On le voit de plus en plus avec le rôle croissant de l’intercommunalité qui permet de décider et de faire dans le fond n’importe quoi sans aucun risque de sanction électorale. Que prétend donc apporter une liste « citoyenne » sur ce sujet ? Aucune solution n’émerge alors que lors du prochain mandat ce sera pire que lors du précédent.

Peut-on croire par exemple que tous les conseiller.e.s municipaux des communes de la Métropole bordelaise exercent un vrai droit citoyen de contrôle sur les décisions prises en réunion métropolitaine ? Quelle sanction peut infliger à une président.e d’intercommunalité un(e) électeur.trice mécontent.e ? Les habitant.e.s qui se déplaceront le 15 mars prochain connaissent-ils vraiment les tenants et les aboutissants de la gestion intercommunale ? Ils se contentent de grands mots et de grands projets mais ils sont écartés de toutes les décisions.

La véritable citoyenneté passe donc par deux revendications fondamentales : redonner leur poids réel aux communes et introduire le contrôle citoyen à l’échelon supra-communal. Il n’est pas certain que ce soit la vision de tous les candidat.e.s qui font déjà l’impasse sur la base pour viser les sièges où se situe le pouvoir local réel d’autant que le cumul des mandats et des indemnités reste possible. Qui votera le 15 mars en connaissance de cause ?

Il ne peut y avoir, selon moi, de listes citoyennes qui ne proposent par un « pacte » ou une echarte » servant, grâce aux engagements proposés, de support à leur action future. Quelles valeurs ? Quels principes ? Quelles modalités de gouvernance ? Quelles priorités ? Tout programme type catalogue de La Redoute sans ces réferences n’offre aucune garantie en la matière.

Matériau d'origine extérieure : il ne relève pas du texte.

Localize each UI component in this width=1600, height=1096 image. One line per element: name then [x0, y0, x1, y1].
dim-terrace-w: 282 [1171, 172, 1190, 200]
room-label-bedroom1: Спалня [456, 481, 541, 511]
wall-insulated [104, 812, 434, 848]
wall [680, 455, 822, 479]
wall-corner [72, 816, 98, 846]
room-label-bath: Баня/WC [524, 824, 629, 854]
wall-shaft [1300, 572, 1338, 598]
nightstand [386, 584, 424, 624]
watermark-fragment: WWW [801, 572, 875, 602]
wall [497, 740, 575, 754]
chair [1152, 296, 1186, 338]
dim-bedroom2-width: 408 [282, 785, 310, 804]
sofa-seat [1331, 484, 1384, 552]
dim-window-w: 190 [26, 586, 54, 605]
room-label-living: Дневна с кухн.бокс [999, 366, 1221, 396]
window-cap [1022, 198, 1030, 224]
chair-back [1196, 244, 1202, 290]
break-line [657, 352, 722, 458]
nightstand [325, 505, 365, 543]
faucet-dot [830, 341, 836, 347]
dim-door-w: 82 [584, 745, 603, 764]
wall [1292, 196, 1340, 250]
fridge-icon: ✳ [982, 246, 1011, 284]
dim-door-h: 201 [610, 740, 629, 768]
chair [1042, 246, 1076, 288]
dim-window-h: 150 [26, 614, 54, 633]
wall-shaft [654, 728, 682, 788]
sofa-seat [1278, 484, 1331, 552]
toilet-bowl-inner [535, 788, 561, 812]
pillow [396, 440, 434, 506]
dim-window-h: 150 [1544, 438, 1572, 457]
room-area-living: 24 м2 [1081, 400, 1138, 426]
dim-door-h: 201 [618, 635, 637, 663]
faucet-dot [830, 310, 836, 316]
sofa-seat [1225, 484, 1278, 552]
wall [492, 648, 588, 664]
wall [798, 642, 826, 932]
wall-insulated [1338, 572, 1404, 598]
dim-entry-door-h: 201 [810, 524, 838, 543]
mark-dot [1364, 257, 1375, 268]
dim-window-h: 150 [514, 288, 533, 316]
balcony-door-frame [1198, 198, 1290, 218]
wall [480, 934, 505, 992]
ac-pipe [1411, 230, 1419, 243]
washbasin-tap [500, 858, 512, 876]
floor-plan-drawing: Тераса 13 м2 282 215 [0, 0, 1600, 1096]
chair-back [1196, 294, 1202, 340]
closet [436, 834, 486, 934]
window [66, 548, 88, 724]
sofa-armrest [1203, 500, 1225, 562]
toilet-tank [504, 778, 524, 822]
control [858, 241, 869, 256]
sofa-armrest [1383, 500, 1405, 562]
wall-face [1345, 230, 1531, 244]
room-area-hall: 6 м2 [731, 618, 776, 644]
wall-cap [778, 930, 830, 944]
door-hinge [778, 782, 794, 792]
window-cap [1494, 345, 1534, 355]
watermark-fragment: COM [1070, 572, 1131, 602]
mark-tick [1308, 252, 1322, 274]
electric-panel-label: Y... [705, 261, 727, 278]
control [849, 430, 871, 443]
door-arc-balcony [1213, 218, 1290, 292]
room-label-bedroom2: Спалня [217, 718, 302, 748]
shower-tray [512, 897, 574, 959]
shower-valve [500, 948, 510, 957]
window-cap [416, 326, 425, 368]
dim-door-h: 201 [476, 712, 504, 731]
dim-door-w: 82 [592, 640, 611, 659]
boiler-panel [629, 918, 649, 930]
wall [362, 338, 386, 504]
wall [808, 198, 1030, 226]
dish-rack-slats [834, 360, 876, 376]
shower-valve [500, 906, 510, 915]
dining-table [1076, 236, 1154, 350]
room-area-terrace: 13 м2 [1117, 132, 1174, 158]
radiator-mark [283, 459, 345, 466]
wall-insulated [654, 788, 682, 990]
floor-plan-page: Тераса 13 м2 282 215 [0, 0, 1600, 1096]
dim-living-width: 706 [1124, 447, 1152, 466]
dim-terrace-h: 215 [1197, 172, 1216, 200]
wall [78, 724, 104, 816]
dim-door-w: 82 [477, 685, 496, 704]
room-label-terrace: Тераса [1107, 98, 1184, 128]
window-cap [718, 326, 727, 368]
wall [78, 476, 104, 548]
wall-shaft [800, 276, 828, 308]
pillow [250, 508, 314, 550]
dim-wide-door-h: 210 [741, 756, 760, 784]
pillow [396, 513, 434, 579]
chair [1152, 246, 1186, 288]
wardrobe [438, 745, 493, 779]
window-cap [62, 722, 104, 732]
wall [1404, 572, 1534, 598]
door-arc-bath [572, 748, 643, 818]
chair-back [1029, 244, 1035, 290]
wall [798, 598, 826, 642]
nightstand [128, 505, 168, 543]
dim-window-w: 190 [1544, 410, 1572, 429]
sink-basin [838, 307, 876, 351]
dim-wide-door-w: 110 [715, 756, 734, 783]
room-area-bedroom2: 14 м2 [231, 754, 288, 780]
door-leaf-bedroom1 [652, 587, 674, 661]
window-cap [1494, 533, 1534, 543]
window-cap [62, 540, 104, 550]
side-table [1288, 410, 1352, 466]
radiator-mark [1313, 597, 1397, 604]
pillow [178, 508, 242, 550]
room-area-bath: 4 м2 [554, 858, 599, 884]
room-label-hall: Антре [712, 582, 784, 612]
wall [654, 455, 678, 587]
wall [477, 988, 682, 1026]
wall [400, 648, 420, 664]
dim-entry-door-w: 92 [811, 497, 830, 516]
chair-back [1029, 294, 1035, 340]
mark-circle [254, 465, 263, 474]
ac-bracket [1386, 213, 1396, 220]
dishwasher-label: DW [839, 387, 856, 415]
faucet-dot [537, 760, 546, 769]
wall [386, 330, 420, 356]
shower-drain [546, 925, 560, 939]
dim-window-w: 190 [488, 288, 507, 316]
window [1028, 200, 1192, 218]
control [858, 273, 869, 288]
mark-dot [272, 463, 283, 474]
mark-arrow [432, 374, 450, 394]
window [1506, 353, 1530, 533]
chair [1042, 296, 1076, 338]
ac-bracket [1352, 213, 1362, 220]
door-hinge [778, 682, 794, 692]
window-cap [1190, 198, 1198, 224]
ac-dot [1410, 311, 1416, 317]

Pourquoi ces choix ? Comment les mettre en œuvre ? Avec qui ? Autant de modalités de construction d’une vie locale « citoyenne » qu’il faut dévoiler pour justifier une ambition. Il faut casser une vision qui voudrait que la gestion collective partagée ne soit pas rigoureuse et attentive aux considérations financières. Au contraire ! Il faut contractualiser avec la population ! 

Pour survivre la vie locale aura besoin d’un fort, d’un énorme effort de renouvellement des pratiques. Ce n’est plus du tout une étiquette politique qui le garantit. L’autonomie, la responsabilité, la solidarité constituent des fondements qu’il faudra d’urgence remettre dans l’action publique. Sauf que ce sera un combat constant et peut-être vain puisque l’autonomie communale est singulièrement altérée, la responsabilité est seulement virtuelle pour une part des élus municipaux et la solidarité devient très rare à tous les niveaux. Alors méfiez vous certaines appellations ne sont vraiment pas d’origine contrôlée.